We trust those we see in the media. You see, those who have the longest reach can bring in the most advertising dollars and therefore must have a wisdom the rest of us lack. The cult of celebrity is perhaps the truest cult of all. Don’t get me wrong, I like reading books by bestselling authors once in a while, and I like movies by talented directors and writers. The problem with the cult of celebrity that it often confuses fame with knowledge. If someone knows how to get you to pull your wallet out, they must know about all kinds of things, right? It stands to reason. A recent article in The Guardian features an interview with Ridley Scott. Forever in my mind typecast as the director of Blade Runner and Alien, I think of Scott as one who understands science fiction. He, of course, gave us a version of Exodus that many didn’t buy, and now that The Martian has been gaining attention, people are once again wondering what they might learn from the director.
Ironically, like the recently late David Bowie, Scott considers himself an agnostic. As the Guardian article says, that doesn’t stop him from having a lot to say about God. Catherine Shoard notes that religious questioning runs throughout Scott’s movies. The big issues, it seems, still matter. People will crowd to his movies and perhaps not even know that they were facing the questions that motivate people like Scott. Taking up such questions in the hopes of making a career out of it all is still not a wise choice, but if you can put it in fiction without people knowing it, you might become famous.

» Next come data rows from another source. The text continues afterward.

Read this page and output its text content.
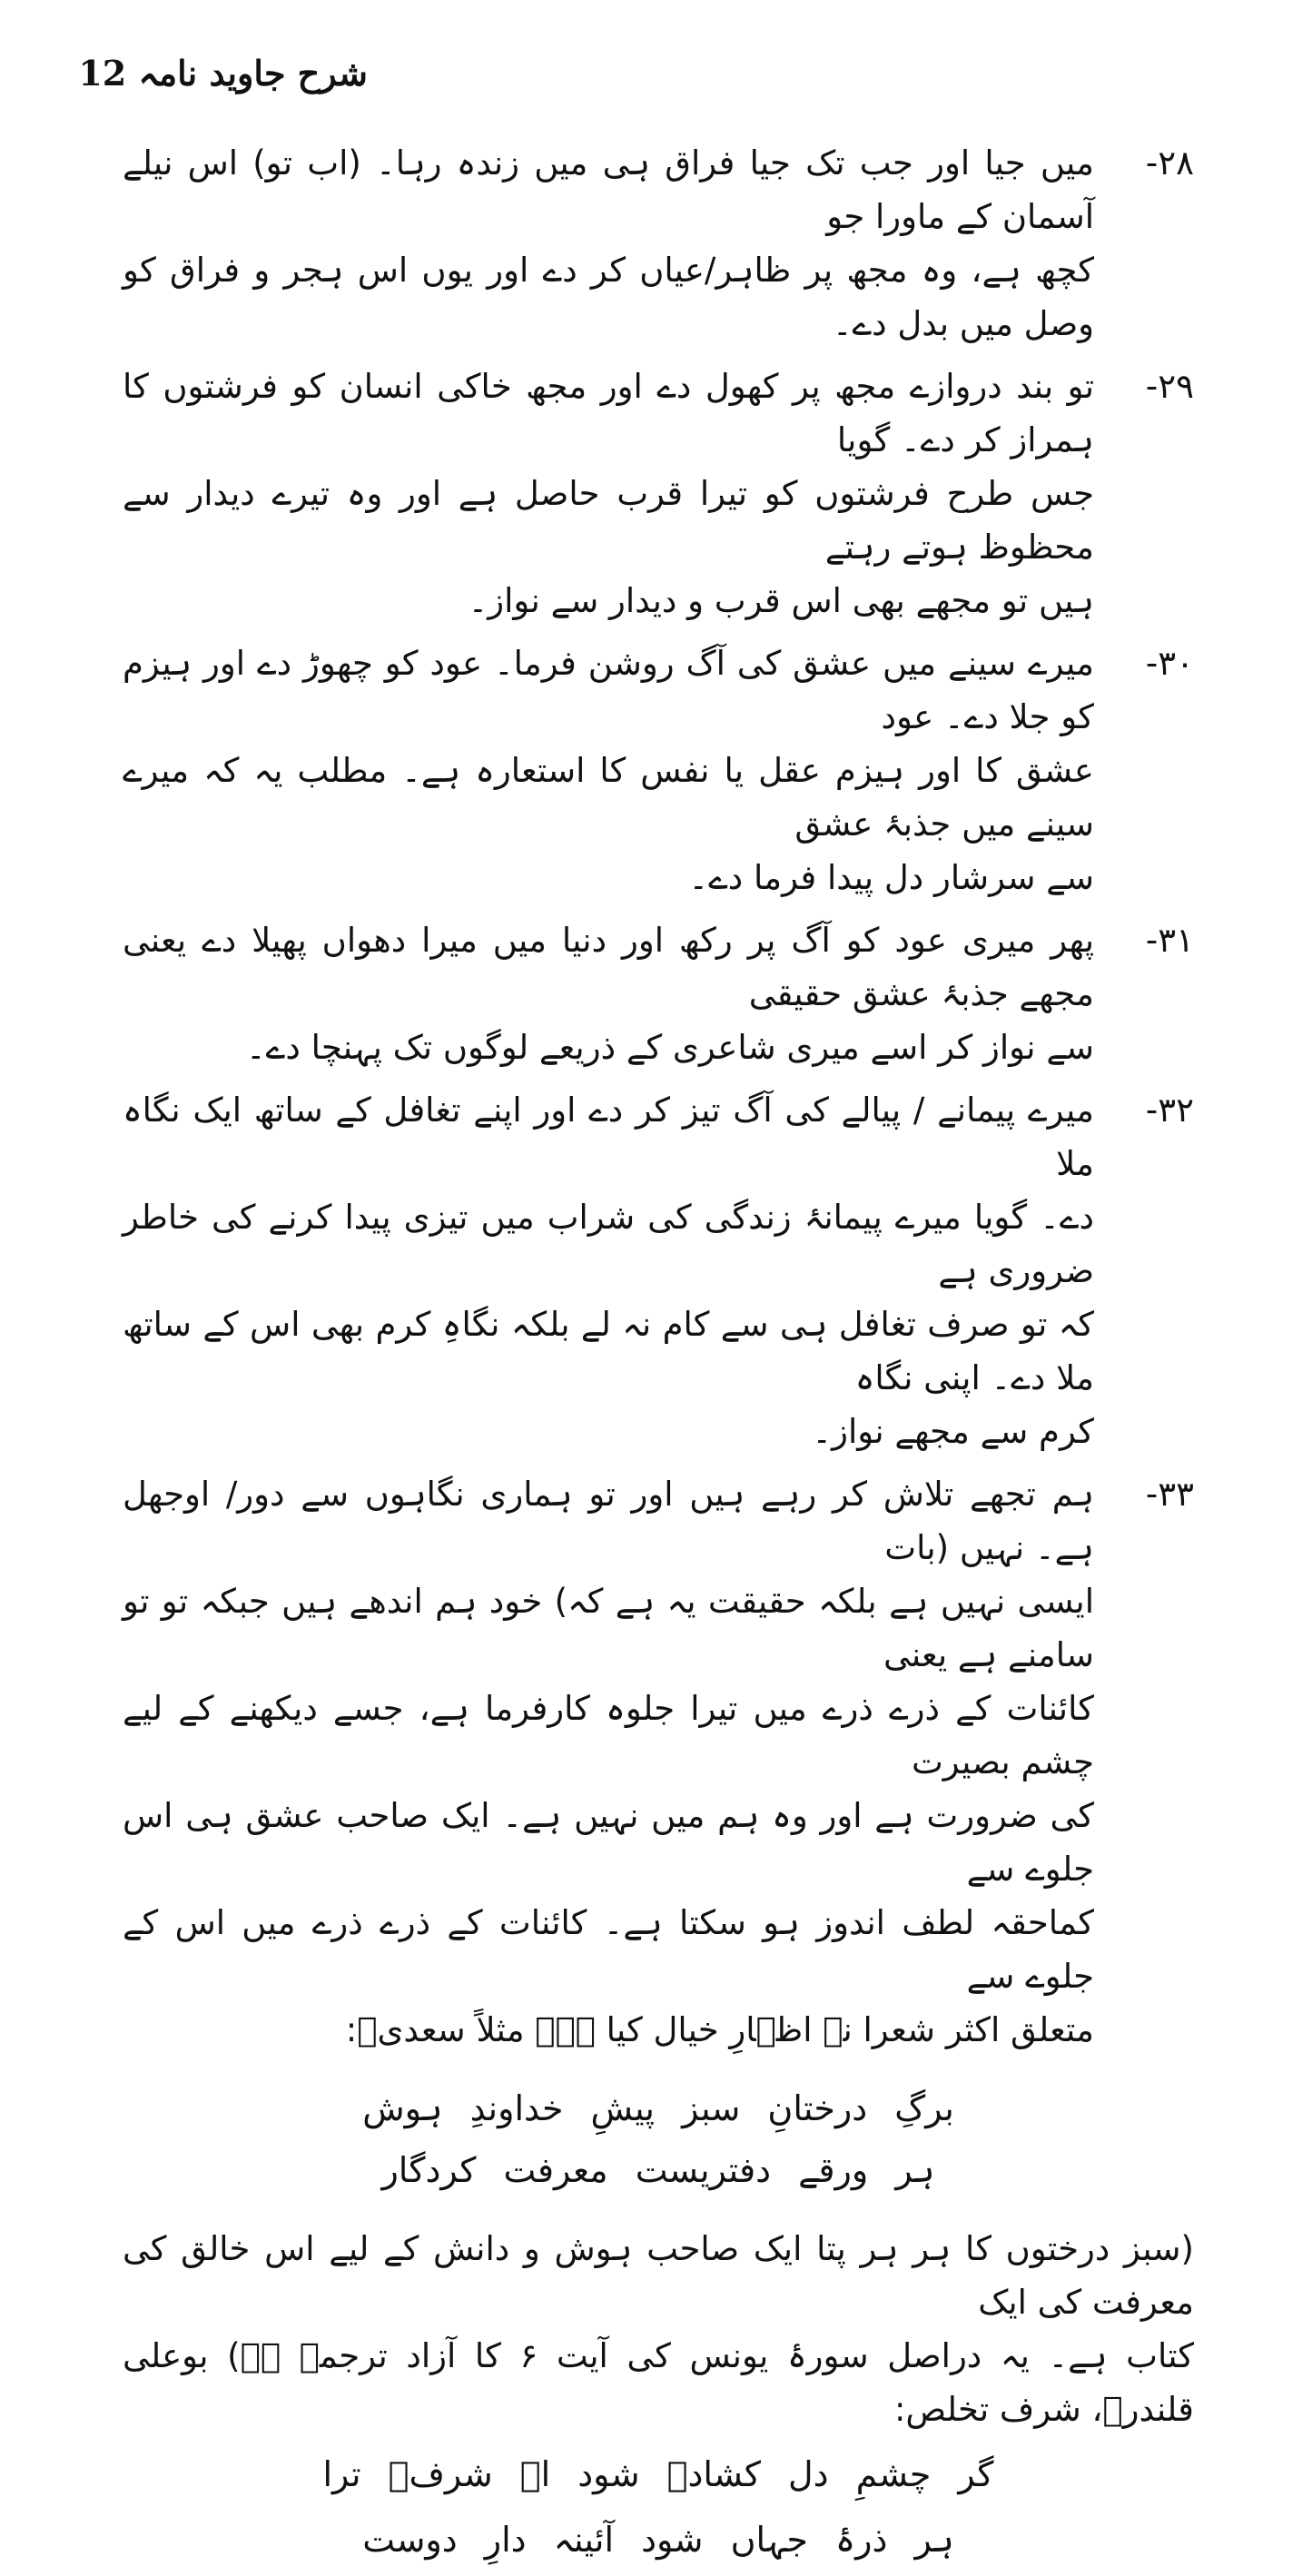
شرح جاوید نامہ 12
۲۸-

میں جیا اور جب تک جیا فراق ہی میں زندہ رہا۔ (اب تو) اس نیلے آسمان کے ماورا جو

کچھ ہے، وہ مجھ پر ظاہر/عیاں کر دے اور یوں اس ہجر و فراق کو وصل میں بدل دے۔

۲۹-

تو بند دروازے مجھ پر کھول دے اور مجھ خاکی انسان کو فرشتوں کا ہمراز کر دے۔ گویا

جس طرح فرشتوں کو تیرا قرب حاصل ہے اور وہ تیرے دیدار سے محظوظ ہوتے رہتے

ہیں تو مجھے بھی اس قرب و دیدار سے نواز۔

۳۰-

میرے سینے میں عشق کی آگ روشن فرما۔ عود کو چھوڑ دے اور ہیزم کو جلا دے۔ عود

عشق کا اور ہیزم عقل یا نفس کا استعارہ ہے۔ مطلب یہ کہ میرے سینے میں جذبۂ عشق

سے سرشار دل پیدا فرما دے۔

۳۱-

پھر میری عود کو آگ پر رکھ اور دنیا میں میرا دھواں پھیلا دے یعنی مجھے جذبۂ عشق حقیقی

سے نواز کر اسے میری شاعری کے ذریعے لوگوں تک پہنچا دے۔

۳۲-

میرے پیمانے / پیالے کی آگ تیز کر دے اور اپنے تغافل کے ساتھ ایک نگاہ ملا

دے۔ گویا میرے پیمانۂ زندگی کی شراب میں تیزی پیدا کرنے کی خاطر ضروری ہے

کہ تو صرف تغافل ہی سے کام نہ لے بلکہ نگاہِ کرم بھی اس کے ساتھ ملا دے۔ اپنی نگاہ

کرم سے مجھے نواز۔

۳۳-

ہم تجھے تلاش کر رہے ہیں اور تو ہماری نگاہوں سے دور/ اوجھل ہے۔ نہیں (بات

ایسی نہیں ہے بلکہ حقیقت یہ ہے کہ) خود ہم اندھے ہیں جبکہ تو تو سامنے ہے یعنی

کائنات کے ذرے ذرے میں تیرا جلوہ کارفرما ہے، جسے دیکھنے کے لیے چشم بصیرت

کی ضرورت ہے اور وہ ہم میں نہیں ہے۔ ایک صاحب عشق ہی اس جلوے سے

کماحقہ لطف اندوز ہو سکتا ہے۔ کائنات کے ذرے ذرے میں اس کے جلوے سے

متعلق اکثر شعرا نے اظہارِ خیال کیا ہے۔ مثلاً سعدیؒ:

برگِ درختانِ سبز پیشِ خداوندِ ہوش
ہر ورقے دفتریست معرفت کردگار

(سبز درختوں کا ہر ہر پتا ایک صاحب ہوش و دانش کے لیے اس خالق کی معرفت کی ایک

کتاب ہے۔ یہ دراصل سورۂ یونس کی آیت ۶ کا آزاد ترجمہ ہے) بوعلی قلندرؒ، شرف تخلص:

گر چشمِ دل کشادہ شود اے شرفؔ ترا
ہر ذرۂ جہاں شود آئینہ دارِ دوست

I’ve always been of the opinion that everyone is an expert when it comes to religion. Believer or not, everyone knows what to believe and is pretty certain about it. The people I find most fascinating in this mix are those who dare to question. While many doctrinaire religions call questioners “doubters” and suggest curiosity is some kind of sin, there are both religious and non who face the world with questions rather than answers. To me, this seems a more honest approach to things. The funny thing about this appreciation is that it is seldom reciprocal. Of course, people might be interested if I’d directed a block-buster movie or if I were a star. Until that happens, I’m an expert just like everybody else.